3) Train the animal classification model on your dataset.
4) Build a pipeline that takes as inputs the text message and the image.

In general, the flow should be the following:
1. The user provides a text similar to “There is a cow in the picture.” and an image that
contains any animal.
2. Your pipeline should decide if it is true or not and provide a boolean value as the output.
You should take care that the text input will not be the same as in the example, and the
user can ask it in a different way.


The solution should contain:
● Jupyter notebook with exploratory data analysis of your dataset;
● Parametrized train and inference .py files for the NER model;
● Parametrized train and inference .py files for the Image Classification model;
● Python script for the entire pipeline that takes 2 inputs (text and image) and provides
1 boolean value as an output;

In [1]:
import spacy

import tensorflow as tf



In [2]:
from abc import ABC, abstractmethod
import pathlib

In [None]:
NER_MODEL_PATH = 'models/custom_ner_model'
CLASSIFICATION_MODEL_PATH = 'models/classification_model.keras'

In [4]:
class CustomModelInterface(ABC):
  @classmethod
  @abstractmethod
  def fit():
    pass
  
  @classmethod
  @abstractmethod
  def predict():
    pass

In [5]:
class NERCustomModel(CustomModelInterface):
  def __init__(self, model_path = NER_MODEL_PATH):
    self.nlp = spacy.load(model_path)
  
  def fit(self):
    raise NotImplementedError()
  def predict(self, text):
    return self.nlp(text).ents

In [6]:
class ImageHandler:
  img_height, img_width = 252, 320 # got from the notebook
  
  @staticmethod
  def prepare(img_path):
    new_img_path = pathlib.Path(img_path)

    img = tf.keras.utils.load_img(
        new_img_path, 
        target_size=(ImageHandler.img_height, ImageHandler.img_width)
    )
    img_array = tf.keras.utils.img_to_array(img)
    img_array = tf.expand_dims(img_array, 0) # Create a batch
    return img_array

In [None]:
# I know they tried to make it easier for us fellow user but not including all names really wasn't obligatory
from data.translate import translate
# import importlib
# imported_module = importlib.import_module("data.translate")
# importlib.reload(imported_module)

class ClassificationCustomModel(CustomModelInterface):
  class_names = ['cane', 'cavallo', 'elefante', 'farfalla', 'gallina', 'gatto', 'mucca', 'pecora', 'ragno', 'scoiattolo']
  translation = translate
  
  def __init__(self, model_path = CLASSIFICATION_MODEL_PATH):
    self.model = tf.keras.models.load_model(model_path)
  
  def fit(self):
    raise NotImplementedError()
  def predict(self, img_path, num_of_examples=3) -> list:
    img_array = ImageHandler.prepare(img_path)
    
    predictions = self.model.predict(img_array)
    score = tf.nn.softmax(predictions[0])

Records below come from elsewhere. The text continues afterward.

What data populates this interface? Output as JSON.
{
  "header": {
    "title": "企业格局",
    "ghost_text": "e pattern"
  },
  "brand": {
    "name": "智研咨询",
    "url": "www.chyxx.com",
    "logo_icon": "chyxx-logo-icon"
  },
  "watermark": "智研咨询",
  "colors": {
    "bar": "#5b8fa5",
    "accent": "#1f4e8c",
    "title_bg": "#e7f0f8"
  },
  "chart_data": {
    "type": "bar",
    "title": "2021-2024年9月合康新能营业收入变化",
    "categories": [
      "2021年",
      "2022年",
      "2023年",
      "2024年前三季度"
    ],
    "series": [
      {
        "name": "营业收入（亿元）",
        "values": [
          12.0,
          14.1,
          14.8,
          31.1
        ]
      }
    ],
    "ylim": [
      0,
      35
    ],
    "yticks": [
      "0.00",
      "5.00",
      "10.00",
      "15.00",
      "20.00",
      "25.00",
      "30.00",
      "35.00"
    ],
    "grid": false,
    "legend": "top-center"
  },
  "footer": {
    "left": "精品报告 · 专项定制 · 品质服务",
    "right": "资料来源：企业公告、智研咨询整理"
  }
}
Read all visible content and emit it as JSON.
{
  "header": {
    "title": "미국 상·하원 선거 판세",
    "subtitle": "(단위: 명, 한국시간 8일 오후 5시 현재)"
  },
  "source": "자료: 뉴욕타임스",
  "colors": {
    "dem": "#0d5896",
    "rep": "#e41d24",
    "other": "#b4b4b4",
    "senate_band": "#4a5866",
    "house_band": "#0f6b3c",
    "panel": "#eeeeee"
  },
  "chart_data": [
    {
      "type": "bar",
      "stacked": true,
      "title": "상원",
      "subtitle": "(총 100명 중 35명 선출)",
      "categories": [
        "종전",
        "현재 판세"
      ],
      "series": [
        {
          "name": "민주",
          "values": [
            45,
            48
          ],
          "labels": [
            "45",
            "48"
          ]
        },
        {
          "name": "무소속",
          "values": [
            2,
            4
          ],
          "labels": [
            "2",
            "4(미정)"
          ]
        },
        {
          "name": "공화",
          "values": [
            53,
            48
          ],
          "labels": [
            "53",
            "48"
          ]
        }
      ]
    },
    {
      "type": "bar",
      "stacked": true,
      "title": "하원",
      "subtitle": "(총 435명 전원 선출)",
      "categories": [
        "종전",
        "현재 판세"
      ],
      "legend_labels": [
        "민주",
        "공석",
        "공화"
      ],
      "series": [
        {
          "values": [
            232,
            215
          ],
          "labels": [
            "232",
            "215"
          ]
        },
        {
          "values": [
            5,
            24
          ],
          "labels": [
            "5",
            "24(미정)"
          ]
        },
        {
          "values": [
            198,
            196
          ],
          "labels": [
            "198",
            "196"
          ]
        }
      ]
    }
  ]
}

    most_prob = ClassificationCustomModel.most_probable(score, num_of_examples)
    return most_prob
  
  @staticmethod
  def most_probable(score, num_of_units = 2) -> list:
    score = score.numpy()
    ranks = [(ClassificationCustomModel.translation.get(n), int(s * 100)) for n, s in zip(ClassificationCustomModel.class_names, score)]
    ranks.sort(key=lambda x: x[1], reverse=True)
    return ranks[:num_of_units]

In [8]:
ner_model = NERCustomModel()

  from .autonotebook import tqdm as notebook_tqdm


In [9]:
res = ner_model.predict("This is a cat")
res[0].__str__()

'cat'

In [10]:
class ResultWrapper:
  def __init__(self, res_list):
    self.res = res_list
    
  def __str__(self):
    return '\n'.join(f"> {res[0][0]}, {res[0][1]}% - {'✔' if res[1] else '❌'}" for res in self.res)

In [11]:
class CustomPipeline:
  def __init__(self, ner_model = None, classification_model = None):
    self.ner_model = ner_model or NERCustomModel()
    self.classification_model = classification_model or ClassificationCustomModel()
    
  def predict(self, img_path, text, num_probable_guesses=1) -> bool:
    ner_result = self.ner_model.predict(text)
    print(ner_result)
    
    if len(ner_result) <= 0:
      raise LookupError("Couldn't detect animal names")
    
    ner_result = ner_result[0].__str__()
    classification_result = self.classification_model.predict(img_path, num_of_examples=num_probable_guesses)
    
    result = [(res, res[0] == ner_result) for res in classification_result]
    result_bool = result[0][0][0] == ner_result
    print(f"ner_result - {ner_result}, res {result[0][0]}")
    print(ResultWrapper(result))
    return result_bool
  

In [12]:
pipe = CustomPipeline(
  #ner_model=NERCustomModel(),
  #classification_model=ClassificationCustomModel(),
)

In [14]:
animals_path = pathlib.Path('./data/animals_test_img')
for pic in animals_path.glob('*.jpeg'):
  name = pic.name.split('.')[0]
  
  res = pipe.predict(img_path=pic, text=f"this is {name}", num_probable_guesses=1)

(butterfly,)
ner_result - butterfly, res ('butterfly', 99)
> butterfly, 99% - ✔
(cat,)
ner_result - cat, res ('sheep', 20)
> sheep, 20% - ❌
(chicken,)
ner_result - chicken, res ('chicken', 99)
> chicken, 99% - ✔
(cow,)
ner_result - cow, res ('cow', 53)
> cow, 53% - ✔
(dog,)
ner_result - dog, res ('dog', 47)
> dog, 47% - ✔


my god, I have been training and retraining this model for three days and it finally produces more or less fine results.
It isn't perfect but it works. Additional data analyses won't hurt but I may retrain the model anytime so I guess I'll focus on the rest of the stuff to implement. I am sooo happy it works though

In [None]:
res = pipe.predict(
  img_path='./data/animals_test_img/doggy.jpeg',
  text="this is a dog",
  num_probable_guesses=3
)
print(res)

(dog,)
ner_result - dog, res ('dog', 60)
> dog, 60% - ✔
> sheep, 15% - ❌
> cow, 9% - ❌
True